O secretário da Administração, Antônio Gérson de Araújo, disse que a comissão vai retomar os trabalhos em breve, sem precisar uma agenda ou data.
), justamente para definir um novo cronograma de discussões. O município de Bauru, assim como todos os outros do País, está obrigado por lei federal a separar legalmente os serviços de previdência e assistência médica que oferecem ao funcionalismo. A comissão mista foi criada antes dessa legislação entrar em vigência, mas nada conseguiu de concreto no prazo estipulado pelo governo da União. A Prefeitura chegou a obter uma liminar judicial suspendendo os efeitos da lei, mas o INSS, através de um agravo proposto no Tribunal Regional Federal, conseguiu derrubá-la. O setor jurídico da administração municipal respondeu com uma ação declaratória com pedido de tutela antecipada, porém ainda não houve manifestação judicial sobre tal petição.
Por direito, a Previdência Social pode autuar o Município pelo não-cumprimento do dispositivo - o Seprem continua gerenciando a previdência e a assistência médica dos servidores -, mas não o fez porque também não tem interesse. Em todo o País, poucas foram as cidades que já conseguiram se adequar às novas regras e, segundo determina a lei, os municípios inabilitados devem passar seus servidores para o sistema comum de previdência do INSS. "
Andamento
Embora tenha interrompido os estudos, a comissão mista avançou em alguns pontos, como no consenso de que é necessário negociar a dívida de R$ 22 milhões que a Prefeitura tem com o Seprem. Também é consensual a proposta de se alterar as regras do contrato que o órgão previdenciário mantém com a Unimed.
Paralelamente às deliberações da comissão, alguns de seus representantes elaboraram um ante projeto que pode vir a servir de base para a tão almejada solução. Basicamente, a proposta fala na criação de uma única fundação para o gerenciamento de dois fundos a serem instituídos: o de previdência e o de saúde. Apesar de administrados por uma mesma entidade jurídica, ambos teriam total independência entre si. Dentro da comissão mista, contudo, há controvérsias sobre a viabilidade desse sistema.

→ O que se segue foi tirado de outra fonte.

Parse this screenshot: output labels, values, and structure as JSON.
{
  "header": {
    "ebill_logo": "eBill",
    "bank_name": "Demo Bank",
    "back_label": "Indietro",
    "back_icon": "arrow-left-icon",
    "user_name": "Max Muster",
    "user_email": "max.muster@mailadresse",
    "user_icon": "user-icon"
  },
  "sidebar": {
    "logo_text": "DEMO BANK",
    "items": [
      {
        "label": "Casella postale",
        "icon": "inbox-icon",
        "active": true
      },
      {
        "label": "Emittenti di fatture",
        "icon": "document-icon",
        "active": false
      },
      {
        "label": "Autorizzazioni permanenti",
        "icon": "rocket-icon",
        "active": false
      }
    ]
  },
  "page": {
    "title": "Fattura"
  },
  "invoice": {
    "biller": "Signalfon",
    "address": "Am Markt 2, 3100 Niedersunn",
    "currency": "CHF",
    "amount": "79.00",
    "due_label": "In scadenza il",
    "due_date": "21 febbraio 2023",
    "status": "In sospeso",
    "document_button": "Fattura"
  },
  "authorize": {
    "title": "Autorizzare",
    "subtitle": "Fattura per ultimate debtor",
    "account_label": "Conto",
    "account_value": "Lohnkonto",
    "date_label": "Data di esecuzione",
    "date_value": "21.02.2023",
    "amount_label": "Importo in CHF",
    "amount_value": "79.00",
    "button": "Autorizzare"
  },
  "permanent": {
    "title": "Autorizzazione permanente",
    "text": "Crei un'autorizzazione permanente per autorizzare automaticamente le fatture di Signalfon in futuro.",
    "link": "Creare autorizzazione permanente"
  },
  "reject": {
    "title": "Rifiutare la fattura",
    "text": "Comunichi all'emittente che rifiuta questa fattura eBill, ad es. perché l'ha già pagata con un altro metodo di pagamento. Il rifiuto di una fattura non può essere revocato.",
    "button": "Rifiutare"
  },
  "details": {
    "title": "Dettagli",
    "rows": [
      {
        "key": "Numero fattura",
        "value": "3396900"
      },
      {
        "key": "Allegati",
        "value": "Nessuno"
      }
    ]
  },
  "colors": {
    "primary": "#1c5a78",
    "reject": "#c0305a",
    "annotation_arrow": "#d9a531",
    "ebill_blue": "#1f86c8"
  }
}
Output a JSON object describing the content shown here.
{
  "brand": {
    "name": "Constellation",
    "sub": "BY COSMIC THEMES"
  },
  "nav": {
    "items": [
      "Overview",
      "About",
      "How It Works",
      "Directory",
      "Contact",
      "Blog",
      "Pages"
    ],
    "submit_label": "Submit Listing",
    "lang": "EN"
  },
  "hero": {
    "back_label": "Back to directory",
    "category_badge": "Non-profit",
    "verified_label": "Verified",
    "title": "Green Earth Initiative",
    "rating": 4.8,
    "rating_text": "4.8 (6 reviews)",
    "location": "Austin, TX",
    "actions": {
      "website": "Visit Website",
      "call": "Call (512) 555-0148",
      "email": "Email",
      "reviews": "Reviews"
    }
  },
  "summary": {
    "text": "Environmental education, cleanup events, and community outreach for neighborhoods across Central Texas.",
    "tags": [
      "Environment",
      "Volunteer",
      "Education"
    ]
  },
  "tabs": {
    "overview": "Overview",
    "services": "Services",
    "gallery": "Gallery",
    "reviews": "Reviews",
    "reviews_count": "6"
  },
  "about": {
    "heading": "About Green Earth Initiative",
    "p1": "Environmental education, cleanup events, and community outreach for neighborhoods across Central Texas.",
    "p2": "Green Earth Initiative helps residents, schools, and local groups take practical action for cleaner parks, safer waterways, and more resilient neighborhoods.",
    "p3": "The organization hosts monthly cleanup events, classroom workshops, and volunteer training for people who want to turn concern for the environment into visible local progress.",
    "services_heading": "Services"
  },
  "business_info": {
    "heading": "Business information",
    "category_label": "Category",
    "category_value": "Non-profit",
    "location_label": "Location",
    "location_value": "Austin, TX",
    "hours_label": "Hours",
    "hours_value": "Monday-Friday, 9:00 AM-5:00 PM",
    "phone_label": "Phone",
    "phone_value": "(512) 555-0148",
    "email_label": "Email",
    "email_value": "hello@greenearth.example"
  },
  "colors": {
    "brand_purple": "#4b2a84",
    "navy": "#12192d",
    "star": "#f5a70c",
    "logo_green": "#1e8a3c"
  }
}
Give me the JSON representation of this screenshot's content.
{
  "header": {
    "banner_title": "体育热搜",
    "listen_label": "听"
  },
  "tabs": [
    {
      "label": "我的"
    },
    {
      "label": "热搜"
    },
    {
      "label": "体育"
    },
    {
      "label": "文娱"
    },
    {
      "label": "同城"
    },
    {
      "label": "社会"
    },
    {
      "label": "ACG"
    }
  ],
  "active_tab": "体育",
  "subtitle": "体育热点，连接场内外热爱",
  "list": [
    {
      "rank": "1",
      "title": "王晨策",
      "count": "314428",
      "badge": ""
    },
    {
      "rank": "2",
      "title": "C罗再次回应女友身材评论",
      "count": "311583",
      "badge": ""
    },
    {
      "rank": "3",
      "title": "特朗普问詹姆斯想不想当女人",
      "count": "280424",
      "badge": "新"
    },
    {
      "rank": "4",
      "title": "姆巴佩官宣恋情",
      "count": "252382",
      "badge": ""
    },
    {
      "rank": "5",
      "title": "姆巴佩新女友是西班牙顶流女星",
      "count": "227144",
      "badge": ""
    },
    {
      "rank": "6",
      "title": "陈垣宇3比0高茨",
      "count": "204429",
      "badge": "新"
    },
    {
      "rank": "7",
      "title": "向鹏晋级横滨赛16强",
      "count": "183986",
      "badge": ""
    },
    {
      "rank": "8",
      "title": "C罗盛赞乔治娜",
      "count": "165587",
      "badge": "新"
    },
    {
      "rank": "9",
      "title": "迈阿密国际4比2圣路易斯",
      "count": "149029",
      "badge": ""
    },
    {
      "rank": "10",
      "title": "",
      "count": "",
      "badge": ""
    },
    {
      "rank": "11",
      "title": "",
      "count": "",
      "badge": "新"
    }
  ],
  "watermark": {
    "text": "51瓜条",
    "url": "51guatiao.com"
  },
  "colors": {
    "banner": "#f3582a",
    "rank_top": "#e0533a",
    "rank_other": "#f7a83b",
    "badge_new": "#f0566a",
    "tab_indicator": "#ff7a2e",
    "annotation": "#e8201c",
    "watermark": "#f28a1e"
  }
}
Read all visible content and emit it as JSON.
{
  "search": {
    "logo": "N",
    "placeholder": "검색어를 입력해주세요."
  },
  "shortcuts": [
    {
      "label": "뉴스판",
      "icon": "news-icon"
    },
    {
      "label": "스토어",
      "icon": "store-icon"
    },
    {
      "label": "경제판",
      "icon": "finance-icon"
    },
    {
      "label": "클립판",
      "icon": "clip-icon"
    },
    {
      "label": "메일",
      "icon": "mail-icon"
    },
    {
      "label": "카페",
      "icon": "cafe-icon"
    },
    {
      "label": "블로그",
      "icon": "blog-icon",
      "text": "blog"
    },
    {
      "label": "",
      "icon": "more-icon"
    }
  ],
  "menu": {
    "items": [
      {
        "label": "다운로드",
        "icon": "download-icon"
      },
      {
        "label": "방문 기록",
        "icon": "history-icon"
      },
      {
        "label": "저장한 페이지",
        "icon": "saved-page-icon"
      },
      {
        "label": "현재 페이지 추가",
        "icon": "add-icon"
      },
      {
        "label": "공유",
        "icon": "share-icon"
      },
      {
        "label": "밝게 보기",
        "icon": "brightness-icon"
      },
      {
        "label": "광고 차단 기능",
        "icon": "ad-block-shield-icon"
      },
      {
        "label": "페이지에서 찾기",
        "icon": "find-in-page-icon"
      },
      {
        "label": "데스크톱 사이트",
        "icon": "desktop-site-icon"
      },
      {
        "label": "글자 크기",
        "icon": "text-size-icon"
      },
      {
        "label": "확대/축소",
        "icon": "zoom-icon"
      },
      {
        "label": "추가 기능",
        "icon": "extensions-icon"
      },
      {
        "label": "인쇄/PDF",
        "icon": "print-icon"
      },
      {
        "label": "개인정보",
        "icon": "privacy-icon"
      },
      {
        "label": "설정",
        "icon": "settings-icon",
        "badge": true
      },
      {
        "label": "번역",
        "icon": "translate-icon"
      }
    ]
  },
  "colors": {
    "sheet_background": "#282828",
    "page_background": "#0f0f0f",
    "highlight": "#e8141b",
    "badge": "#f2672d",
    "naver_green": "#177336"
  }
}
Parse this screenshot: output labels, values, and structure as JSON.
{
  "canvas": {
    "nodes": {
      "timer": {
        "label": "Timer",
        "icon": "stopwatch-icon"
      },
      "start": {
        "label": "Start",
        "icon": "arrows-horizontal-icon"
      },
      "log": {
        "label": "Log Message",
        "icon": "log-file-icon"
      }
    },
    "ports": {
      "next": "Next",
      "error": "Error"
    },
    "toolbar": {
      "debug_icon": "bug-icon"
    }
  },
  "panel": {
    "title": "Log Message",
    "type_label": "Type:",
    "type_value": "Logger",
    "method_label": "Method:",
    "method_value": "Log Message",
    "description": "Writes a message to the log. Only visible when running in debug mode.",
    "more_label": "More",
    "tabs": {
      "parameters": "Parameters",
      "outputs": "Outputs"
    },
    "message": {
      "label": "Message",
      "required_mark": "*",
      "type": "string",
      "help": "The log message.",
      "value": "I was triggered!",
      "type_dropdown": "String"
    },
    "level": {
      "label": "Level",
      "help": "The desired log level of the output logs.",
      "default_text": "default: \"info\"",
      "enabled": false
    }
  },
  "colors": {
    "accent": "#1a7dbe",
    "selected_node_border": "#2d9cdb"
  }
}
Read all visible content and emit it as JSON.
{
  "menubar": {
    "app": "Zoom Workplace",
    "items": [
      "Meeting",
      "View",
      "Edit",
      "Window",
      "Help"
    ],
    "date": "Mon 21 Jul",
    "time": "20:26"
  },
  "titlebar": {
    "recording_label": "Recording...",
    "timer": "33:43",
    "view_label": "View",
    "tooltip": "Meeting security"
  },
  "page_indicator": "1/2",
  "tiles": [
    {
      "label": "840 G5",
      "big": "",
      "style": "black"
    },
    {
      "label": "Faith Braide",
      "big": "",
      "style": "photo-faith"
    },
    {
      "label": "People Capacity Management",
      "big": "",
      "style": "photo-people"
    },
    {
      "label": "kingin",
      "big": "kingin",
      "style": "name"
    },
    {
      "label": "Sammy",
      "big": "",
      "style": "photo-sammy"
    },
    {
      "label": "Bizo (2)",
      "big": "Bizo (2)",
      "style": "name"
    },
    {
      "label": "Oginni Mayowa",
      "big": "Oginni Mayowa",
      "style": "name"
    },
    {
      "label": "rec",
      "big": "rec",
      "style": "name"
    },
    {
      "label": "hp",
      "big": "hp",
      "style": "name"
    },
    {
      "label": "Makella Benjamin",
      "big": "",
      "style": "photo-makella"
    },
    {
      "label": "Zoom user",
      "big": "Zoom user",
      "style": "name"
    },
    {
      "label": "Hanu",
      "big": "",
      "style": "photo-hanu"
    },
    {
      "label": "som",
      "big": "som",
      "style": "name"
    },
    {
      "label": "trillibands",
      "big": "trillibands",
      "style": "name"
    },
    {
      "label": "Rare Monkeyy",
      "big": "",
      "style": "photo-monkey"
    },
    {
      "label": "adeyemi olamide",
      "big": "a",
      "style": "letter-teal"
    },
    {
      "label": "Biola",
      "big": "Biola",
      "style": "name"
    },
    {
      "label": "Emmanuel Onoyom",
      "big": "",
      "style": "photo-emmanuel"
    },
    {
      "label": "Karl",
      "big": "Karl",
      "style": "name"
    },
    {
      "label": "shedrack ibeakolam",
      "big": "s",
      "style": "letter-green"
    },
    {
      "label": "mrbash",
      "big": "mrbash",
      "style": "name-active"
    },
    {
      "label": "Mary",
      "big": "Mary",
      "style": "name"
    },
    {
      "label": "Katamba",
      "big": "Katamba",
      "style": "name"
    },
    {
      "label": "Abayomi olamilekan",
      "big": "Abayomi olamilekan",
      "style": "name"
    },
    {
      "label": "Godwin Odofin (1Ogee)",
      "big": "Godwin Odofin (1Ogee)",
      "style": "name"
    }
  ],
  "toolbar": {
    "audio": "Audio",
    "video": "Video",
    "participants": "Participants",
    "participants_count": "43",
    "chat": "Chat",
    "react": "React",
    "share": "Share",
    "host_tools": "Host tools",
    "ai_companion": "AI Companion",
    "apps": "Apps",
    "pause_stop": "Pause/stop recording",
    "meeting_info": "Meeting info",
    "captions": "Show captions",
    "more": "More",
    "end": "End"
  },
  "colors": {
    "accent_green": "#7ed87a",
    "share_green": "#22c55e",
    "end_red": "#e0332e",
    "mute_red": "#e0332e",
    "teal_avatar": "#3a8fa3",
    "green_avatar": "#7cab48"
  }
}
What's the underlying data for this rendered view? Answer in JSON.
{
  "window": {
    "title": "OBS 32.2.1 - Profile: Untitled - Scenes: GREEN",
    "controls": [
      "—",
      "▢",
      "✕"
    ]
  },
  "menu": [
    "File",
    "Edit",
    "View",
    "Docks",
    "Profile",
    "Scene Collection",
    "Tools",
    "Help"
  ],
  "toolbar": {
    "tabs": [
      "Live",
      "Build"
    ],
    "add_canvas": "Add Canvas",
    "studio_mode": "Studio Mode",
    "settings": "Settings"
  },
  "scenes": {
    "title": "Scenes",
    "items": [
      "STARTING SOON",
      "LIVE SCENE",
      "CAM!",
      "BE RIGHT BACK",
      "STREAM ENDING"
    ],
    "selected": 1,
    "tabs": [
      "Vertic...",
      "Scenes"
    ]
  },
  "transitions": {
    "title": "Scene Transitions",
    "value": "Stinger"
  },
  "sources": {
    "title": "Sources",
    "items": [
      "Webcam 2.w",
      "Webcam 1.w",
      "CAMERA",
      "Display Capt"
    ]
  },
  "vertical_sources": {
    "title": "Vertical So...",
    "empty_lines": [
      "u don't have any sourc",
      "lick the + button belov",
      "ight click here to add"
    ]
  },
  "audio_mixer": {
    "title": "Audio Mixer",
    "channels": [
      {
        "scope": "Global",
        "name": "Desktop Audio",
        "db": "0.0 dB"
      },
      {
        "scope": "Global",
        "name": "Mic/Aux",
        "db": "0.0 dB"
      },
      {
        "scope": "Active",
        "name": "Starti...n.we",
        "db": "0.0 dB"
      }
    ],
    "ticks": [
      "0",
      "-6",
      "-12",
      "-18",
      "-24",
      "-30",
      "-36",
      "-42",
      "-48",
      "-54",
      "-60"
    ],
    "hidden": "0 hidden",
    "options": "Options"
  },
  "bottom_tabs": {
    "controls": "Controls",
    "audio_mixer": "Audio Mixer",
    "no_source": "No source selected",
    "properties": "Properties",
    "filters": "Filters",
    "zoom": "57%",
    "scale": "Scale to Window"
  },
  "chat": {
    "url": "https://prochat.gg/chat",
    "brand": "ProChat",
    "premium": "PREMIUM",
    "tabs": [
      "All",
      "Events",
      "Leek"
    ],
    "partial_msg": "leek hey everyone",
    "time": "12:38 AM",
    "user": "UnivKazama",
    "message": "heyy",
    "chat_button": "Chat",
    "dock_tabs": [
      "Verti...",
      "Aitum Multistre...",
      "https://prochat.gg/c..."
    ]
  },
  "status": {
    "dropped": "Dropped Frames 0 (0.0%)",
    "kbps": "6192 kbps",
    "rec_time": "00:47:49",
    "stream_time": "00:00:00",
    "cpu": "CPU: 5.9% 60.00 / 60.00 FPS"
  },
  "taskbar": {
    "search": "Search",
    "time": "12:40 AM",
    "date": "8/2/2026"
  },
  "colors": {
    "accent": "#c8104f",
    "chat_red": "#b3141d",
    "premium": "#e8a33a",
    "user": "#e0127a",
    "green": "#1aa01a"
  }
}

É importante salientar que quaisquer mudanças que venham a ocorrer em relação ao funcionamento do Seprem trarão impacto ao bolso do servidor municipal. Atualmente, cada funcionário recolhe mensalmente - de forma compulsória
- 8% do salário para o órgão de previdência. A cota patronal é de 10% sobre a folha, mas a Prefeitura, há mais de quatro anos, não repassa os valores devidos. De acordo com Araújo, tanto empregado quanto empregador terão que pagar mais após a pretendida reestruturação
- a cota da Prefeitura corresponderá ao dobro da que deverá ser paga pelo servidor. Terá o município condições de cumprir o que vier a ser estabelecido, uma vez que não honra a cota atual?